Palin In The Mold of Regan and Truman

From Steven Hayward:

For Truman and Reagan the key ingredient to successful statecraft was simplicity. "I say there are simple answers to many of our problems--simple but hard," Reagan liked to say; "It's the complicated answer that's easy, because it avoids facing the hard moral issues." Churchill wrote that he immediately liked Truman when they met for the first time in Berlin in 1945 because he could see that Truman possessed the "obvious power of decision." We can see already from Palin's record--unseating a governor of her own party, delivering a long-blocked pipeline deal--that she shares this trait; another six years in the governor's office isn't likely to tell us anything we can't already discern if we don't let status bias get in the way.

Reagan and Truman forced their way into grudging acceptance and eventual recognition by the establishment through genuine and hard-earned political success, and Palin too will have to prove herself. She shows signs of sharing their humility, power of decision, and simplicity toward self-government.

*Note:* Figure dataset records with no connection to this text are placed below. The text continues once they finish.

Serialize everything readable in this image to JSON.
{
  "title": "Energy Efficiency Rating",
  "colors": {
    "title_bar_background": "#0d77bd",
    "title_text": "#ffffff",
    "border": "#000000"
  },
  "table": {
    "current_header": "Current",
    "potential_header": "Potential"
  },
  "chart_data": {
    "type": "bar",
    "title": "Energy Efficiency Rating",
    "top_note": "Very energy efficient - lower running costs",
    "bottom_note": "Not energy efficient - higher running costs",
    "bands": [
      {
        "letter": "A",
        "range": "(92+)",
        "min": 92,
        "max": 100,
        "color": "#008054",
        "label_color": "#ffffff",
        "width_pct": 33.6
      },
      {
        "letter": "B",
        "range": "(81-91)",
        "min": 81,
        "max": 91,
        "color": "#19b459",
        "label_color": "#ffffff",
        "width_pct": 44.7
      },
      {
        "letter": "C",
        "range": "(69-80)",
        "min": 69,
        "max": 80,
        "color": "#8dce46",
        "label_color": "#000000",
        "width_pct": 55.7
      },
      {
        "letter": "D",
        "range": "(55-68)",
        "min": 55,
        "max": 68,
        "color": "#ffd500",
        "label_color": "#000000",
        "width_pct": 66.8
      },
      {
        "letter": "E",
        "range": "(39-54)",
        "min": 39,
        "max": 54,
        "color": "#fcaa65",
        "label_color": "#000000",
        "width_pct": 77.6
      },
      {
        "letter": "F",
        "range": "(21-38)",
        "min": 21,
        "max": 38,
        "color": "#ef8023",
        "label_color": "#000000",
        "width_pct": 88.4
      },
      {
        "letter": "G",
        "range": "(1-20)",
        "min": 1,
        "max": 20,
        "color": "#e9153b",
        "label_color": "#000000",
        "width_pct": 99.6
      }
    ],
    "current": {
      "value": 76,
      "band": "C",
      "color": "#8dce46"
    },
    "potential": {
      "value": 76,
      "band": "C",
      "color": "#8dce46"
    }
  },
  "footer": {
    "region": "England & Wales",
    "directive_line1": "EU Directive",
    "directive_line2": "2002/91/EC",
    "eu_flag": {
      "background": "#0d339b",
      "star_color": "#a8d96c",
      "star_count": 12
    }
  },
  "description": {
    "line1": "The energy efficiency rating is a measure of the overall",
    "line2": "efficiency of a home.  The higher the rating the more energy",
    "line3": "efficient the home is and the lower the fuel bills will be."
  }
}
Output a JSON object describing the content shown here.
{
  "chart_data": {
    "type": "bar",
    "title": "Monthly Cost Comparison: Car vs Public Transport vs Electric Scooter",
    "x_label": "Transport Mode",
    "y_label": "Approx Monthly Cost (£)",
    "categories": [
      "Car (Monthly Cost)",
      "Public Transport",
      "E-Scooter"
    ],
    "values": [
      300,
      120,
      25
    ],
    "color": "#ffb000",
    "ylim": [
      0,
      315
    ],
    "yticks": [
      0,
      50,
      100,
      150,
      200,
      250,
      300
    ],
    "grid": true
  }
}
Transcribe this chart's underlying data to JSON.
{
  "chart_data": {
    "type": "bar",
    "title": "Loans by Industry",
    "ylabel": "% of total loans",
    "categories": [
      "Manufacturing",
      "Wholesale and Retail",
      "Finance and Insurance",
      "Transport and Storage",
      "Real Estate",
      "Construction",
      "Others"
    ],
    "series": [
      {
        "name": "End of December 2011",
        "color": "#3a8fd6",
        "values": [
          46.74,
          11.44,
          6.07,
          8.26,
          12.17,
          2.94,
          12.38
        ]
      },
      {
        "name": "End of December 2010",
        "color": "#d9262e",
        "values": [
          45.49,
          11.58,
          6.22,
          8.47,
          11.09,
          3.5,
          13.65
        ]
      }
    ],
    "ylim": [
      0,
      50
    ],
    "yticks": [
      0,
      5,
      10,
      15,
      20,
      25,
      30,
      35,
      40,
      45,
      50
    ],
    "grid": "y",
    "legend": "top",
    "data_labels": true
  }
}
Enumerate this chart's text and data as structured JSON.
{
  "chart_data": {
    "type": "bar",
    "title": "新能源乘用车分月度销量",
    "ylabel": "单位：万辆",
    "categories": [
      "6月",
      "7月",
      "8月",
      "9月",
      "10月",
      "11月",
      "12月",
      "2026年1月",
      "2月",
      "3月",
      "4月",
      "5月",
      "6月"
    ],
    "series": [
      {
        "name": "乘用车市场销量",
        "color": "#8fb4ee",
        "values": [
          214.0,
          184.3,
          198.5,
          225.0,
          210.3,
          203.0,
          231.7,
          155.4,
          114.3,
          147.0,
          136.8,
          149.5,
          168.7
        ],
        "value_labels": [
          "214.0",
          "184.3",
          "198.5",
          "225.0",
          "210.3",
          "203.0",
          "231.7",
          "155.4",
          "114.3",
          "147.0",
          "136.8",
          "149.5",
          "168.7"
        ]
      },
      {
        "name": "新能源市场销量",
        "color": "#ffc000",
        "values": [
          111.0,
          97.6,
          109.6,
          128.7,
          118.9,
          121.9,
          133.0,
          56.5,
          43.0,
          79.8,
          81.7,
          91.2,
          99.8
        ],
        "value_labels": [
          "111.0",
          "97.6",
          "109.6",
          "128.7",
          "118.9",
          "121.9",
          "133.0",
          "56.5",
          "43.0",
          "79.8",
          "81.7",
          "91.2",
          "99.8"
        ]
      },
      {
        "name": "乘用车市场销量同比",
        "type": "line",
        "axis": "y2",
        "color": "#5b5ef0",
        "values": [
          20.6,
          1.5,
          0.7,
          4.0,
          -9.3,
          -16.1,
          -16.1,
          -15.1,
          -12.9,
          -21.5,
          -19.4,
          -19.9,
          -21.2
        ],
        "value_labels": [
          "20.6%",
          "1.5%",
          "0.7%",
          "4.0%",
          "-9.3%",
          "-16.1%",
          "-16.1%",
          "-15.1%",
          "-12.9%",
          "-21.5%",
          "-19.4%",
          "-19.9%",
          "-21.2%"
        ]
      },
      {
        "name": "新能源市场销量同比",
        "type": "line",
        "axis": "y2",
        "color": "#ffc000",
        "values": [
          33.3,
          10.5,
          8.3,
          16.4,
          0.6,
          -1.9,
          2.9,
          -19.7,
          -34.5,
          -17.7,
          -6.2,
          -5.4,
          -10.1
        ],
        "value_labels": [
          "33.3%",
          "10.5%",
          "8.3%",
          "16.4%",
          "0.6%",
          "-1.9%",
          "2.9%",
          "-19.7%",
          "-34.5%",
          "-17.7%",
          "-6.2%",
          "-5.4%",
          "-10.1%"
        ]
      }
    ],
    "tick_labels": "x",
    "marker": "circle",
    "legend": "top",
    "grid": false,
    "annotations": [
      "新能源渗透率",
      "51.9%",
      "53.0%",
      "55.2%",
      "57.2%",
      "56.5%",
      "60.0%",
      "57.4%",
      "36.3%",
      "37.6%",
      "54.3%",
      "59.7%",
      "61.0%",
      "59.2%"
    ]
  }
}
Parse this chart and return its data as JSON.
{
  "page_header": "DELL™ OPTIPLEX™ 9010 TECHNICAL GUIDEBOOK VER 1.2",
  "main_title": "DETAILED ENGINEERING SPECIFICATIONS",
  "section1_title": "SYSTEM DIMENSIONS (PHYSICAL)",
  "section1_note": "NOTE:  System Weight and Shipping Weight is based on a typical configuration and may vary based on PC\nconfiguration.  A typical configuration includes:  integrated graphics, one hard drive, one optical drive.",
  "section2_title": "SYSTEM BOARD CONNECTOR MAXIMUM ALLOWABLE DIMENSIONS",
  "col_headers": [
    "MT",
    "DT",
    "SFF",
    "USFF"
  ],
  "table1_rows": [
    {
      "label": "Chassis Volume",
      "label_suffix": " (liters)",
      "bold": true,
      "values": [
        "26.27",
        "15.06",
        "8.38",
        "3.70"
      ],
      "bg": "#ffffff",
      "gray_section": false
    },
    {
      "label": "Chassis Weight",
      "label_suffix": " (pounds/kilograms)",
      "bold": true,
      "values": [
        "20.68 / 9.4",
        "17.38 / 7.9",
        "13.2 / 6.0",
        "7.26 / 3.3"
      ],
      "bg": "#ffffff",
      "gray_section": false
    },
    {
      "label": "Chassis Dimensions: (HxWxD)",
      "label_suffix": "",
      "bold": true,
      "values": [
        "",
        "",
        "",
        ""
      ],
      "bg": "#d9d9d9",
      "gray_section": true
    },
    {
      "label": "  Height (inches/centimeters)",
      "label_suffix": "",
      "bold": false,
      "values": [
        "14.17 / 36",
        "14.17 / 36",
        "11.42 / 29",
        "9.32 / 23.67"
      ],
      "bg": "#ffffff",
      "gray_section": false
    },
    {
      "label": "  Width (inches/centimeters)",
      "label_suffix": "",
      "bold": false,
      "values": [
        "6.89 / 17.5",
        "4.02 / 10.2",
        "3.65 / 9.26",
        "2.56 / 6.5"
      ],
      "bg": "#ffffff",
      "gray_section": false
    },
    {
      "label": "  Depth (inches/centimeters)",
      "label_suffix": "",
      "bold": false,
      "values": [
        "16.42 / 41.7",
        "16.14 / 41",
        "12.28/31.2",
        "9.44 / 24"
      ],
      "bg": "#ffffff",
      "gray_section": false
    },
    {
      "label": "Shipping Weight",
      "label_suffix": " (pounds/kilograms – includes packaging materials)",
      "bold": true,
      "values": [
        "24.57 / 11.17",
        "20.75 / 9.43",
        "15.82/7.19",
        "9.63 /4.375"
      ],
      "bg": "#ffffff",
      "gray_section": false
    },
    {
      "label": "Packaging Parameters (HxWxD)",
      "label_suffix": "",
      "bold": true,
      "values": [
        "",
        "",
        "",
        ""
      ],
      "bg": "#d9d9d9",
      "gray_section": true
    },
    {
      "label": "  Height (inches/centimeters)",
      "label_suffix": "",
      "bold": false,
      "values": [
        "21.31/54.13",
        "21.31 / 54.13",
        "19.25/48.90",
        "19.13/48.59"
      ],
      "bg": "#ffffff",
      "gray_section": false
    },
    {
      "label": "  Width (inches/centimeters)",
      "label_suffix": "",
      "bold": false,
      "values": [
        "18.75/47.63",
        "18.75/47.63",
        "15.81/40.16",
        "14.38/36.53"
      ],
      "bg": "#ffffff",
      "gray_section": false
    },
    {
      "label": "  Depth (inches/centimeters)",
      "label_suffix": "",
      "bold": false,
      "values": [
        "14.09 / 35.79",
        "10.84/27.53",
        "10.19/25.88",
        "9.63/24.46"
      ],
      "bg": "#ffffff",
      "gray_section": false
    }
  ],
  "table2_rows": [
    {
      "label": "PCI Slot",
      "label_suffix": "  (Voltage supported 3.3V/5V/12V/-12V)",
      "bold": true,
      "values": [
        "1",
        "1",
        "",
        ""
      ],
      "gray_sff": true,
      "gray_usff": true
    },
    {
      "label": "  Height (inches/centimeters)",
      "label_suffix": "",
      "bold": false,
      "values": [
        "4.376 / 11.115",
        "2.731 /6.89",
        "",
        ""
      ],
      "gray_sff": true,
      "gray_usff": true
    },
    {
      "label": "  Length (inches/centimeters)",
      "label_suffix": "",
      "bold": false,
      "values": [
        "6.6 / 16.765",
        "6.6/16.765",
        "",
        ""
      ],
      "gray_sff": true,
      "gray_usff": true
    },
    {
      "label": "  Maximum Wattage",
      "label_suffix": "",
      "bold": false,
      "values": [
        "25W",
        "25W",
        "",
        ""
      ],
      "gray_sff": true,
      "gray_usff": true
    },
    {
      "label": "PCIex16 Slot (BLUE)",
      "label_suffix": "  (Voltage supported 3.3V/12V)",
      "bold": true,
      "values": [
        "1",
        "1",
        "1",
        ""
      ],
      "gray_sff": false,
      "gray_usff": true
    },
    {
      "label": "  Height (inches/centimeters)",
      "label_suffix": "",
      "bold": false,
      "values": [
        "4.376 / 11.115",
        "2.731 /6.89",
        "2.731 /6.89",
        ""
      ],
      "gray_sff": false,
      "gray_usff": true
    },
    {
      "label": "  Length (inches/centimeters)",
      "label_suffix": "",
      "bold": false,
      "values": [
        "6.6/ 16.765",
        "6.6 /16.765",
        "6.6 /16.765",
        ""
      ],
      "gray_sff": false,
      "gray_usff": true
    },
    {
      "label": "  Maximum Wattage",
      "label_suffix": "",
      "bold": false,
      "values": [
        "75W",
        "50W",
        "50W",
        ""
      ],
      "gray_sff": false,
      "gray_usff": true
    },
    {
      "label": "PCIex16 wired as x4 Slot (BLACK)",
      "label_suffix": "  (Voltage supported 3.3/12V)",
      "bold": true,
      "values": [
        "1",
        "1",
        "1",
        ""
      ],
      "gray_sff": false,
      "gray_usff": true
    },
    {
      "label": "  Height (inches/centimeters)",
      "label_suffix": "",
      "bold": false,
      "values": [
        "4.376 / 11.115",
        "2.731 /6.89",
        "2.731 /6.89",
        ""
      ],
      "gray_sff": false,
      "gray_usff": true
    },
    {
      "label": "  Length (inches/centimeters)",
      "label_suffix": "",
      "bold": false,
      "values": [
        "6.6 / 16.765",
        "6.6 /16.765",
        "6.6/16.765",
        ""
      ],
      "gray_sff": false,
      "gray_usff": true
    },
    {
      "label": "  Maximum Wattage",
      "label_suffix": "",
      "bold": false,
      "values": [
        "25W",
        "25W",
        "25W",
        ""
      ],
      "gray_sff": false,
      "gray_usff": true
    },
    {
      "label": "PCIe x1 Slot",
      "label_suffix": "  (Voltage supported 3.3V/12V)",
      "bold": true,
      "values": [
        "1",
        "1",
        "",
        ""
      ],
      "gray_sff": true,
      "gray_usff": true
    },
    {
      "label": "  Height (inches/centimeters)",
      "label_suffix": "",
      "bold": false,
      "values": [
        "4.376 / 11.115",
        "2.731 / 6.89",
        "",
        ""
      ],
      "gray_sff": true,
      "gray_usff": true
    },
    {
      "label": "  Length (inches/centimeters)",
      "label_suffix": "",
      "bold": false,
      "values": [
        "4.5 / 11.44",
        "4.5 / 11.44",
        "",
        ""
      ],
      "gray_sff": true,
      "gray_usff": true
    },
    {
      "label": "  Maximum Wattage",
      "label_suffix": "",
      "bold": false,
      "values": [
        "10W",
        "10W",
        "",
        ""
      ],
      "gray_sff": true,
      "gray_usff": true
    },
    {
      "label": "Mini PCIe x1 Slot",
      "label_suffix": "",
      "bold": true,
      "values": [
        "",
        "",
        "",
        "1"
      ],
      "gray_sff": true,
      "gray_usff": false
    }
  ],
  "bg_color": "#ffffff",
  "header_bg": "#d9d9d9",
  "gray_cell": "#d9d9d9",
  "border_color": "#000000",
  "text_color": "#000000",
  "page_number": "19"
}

In her first innings, Palin has offered a unique display of the capacity that John Adams described as the essence of a "natural aristocrat" in America: "By an aristocrat I mean every man who can command two votes--one besides his own." Here Adams was reminding us of the centrality of substantive persuasion in political life, something Republicans haven't been very good at of late. The talking heads of the establishment deprecated Palin's debut. "Sure, she gives a good speech, but  .  .  ." They should be saying to Palin, "Welcome to the aristocracy, governor."